Understanding the mechanics of your employer-sponsored retirement account will help you be informed about how you are growing your money. While managing your plan may seem complicated, there are some basic principles you can learn that will elevate you from smart to savvy in no time. Expense Ratio:
The expense ratio is a measure of what mutual funds and exchange-traded funds charge shareholders to offset the fund’s annual operating expenses and is expressed as a percentage of the fund’s average net assets. Expense ratios vary widely based on the investment category, investment strategy and the size of the fund, with smaller funds tending toward higher expense ratios. You can compare the expense ratio of funds by looking at the fund’s prospectus, financial news websites, fund screeners and news journals.
Type of Investment:
The two categories of stock mutual funds are growth funds and income funds. While both types focus on maximizing returns, their strategies are vastly different.

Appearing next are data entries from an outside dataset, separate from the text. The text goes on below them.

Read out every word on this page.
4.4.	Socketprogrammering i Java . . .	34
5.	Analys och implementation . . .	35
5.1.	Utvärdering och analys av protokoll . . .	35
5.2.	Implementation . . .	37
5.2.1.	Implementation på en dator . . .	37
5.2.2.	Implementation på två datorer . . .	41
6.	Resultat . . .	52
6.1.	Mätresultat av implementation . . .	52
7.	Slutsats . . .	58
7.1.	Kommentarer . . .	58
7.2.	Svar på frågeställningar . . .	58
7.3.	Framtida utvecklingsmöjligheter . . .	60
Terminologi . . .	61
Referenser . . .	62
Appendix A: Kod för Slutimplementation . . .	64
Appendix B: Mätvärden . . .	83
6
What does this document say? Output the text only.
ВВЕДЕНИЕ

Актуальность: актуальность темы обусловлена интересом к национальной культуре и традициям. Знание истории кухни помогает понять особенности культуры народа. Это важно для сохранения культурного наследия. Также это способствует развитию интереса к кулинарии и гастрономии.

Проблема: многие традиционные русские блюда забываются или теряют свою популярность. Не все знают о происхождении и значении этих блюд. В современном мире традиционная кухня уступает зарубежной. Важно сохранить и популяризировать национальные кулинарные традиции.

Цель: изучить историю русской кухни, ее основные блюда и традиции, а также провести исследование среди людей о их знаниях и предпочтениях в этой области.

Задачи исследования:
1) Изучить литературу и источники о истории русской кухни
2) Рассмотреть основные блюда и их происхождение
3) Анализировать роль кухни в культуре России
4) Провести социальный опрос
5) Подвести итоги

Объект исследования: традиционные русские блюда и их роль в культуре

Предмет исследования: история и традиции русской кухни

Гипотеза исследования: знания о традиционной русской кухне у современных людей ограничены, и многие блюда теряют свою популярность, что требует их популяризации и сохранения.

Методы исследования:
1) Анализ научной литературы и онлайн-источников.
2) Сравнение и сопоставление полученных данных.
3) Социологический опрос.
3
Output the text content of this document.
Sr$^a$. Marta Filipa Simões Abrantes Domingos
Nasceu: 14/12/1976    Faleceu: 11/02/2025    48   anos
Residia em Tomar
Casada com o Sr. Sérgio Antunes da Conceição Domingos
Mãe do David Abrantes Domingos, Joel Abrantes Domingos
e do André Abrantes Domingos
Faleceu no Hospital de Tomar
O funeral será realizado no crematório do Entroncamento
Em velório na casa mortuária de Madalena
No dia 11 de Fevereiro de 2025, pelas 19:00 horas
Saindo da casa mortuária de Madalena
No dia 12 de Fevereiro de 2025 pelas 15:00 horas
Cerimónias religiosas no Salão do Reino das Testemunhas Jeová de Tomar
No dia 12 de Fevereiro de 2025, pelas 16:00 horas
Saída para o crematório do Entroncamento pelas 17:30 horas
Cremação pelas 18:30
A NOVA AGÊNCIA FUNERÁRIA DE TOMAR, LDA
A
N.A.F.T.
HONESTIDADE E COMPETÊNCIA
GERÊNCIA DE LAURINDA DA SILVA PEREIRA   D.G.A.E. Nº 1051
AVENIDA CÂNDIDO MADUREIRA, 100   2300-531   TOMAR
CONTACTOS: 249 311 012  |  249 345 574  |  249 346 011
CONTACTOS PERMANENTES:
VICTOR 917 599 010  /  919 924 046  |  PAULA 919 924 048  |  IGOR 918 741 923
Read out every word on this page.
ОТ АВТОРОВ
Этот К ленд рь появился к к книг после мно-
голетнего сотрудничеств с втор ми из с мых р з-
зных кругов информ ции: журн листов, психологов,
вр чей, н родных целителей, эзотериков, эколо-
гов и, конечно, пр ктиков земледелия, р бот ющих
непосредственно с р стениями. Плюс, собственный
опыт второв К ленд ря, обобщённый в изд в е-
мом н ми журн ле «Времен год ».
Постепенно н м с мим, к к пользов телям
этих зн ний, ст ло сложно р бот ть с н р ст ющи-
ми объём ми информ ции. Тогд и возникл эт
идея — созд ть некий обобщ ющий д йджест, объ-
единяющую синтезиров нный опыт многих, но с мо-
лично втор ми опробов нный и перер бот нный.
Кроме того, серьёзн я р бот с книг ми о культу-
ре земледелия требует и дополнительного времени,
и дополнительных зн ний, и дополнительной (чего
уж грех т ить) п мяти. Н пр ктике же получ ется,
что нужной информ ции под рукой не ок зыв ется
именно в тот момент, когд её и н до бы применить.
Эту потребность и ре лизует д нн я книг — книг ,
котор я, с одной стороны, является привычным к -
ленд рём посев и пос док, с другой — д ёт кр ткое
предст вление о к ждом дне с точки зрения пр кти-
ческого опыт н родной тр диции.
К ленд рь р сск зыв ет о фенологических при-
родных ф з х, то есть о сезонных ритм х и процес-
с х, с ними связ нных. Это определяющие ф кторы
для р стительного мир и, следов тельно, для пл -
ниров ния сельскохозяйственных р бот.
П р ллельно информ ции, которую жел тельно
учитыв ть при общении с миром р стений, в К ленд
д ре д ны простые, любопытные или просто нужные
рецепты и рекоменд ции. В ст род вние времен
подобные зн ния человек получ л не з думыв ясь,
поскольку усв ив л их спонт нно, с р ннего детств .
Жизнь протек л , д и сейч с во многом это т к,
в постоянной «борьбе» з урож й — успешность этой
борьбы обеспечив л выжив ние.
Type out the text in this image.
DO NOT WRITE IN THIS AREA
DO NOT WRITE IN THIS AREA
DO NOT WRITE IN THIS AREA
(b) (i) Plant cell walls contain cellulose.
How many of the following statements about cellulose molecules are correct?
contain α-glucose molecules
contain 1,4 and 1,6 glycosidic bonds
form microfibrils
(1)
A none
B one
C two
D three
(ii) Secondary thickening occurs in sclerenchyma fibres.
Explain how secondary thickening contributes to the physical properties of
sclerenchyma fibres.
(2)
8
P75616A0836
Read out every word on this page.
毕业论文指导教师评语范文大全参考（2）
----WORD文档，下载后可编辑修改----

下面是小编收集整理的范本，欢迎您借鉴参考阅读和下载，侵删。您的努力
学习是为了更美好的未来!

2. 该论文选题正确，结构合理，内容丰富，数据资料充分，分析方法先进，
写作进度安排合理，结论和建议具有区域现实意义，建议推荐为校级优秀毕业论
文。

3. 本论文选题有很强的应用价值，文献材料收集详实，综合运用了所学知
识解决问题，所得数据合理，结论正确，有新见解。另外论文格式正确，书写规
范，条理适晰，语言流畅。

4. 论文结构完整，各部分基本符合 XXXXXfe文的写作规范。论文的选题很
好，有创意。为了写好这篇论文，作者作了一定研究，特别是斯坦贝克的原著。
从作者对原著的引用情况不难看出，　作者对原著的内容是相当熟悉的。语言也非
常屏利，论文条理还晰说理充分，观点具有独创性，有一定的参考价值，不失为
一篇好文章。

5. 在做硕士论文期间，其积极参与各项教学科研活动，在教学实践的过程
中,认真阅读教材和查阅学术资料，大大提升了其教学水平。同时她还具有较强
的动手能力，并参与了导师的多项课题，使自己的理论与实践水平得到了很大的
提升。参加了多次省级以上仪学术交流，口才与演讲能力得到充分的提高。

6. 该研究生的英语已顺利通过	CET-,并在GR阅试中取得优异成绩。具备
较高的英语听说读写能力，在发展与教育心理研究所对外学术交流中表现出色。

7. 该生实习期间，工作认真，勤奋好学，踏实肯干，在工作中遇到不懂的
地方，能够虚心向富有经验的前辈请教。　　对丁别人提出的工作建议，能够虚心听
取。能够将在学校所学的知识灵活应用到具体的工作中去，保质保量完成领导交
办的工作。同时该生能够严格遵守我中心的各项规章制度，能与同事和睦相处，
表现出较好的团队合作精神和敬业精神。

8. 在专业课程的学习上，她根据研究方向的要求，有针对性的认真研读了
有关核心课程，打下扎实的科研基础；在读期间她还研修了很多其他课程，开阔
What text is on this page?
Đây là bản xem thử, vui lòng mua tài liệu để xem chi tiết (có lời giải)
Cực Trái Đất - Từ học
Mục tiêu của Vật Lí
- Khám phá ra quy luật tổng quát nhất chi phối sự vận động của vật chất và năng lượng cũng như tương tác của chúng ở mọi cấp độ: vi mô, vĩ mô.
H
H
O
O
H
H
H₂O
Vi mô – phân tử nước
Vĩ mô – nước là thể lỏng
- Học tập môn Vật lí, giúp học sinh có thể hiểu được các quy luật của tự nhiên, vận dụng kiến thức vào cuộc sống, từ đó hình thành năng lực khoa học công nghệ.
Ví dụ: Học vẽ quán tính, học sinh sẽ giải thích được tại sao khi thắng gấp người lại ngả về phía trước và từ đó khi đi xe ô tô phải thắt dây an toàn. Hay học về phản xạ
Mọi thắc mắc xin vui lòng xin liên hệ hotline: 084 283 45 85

Growth Funds offer the potential for higher returns with higher risks; they often perform in tandem with the overall stock market and do better when stock prices are rising, and can suffer when stock prices fall. These funds are comprised of shares in companies that focus on expansion and increased market share, and are best suited for higher risk tolerance and a longer time horizon. Netflix and Amazon are two good examples.
Income funds, by comparison, are relatively conservative investment vehicles. Income stocks pay dividends that can be reinvested to turbocharge the growth of a retirement account. Income stocks tend to be shares in well-established companies in mature industries. Think Proctor & Gamble or Apple.
When considering funds for your 401k or other retirement account, the life of the fund can be an indicator on how much to allocate to a particular fund. Newer funds carry more risk, as they may not have experience with market fluctuation, but they also carry the possibility of higher returns. Conversely, older, more established funds can sometimes weather the storm of a poor market more easily than their youthful counterparts.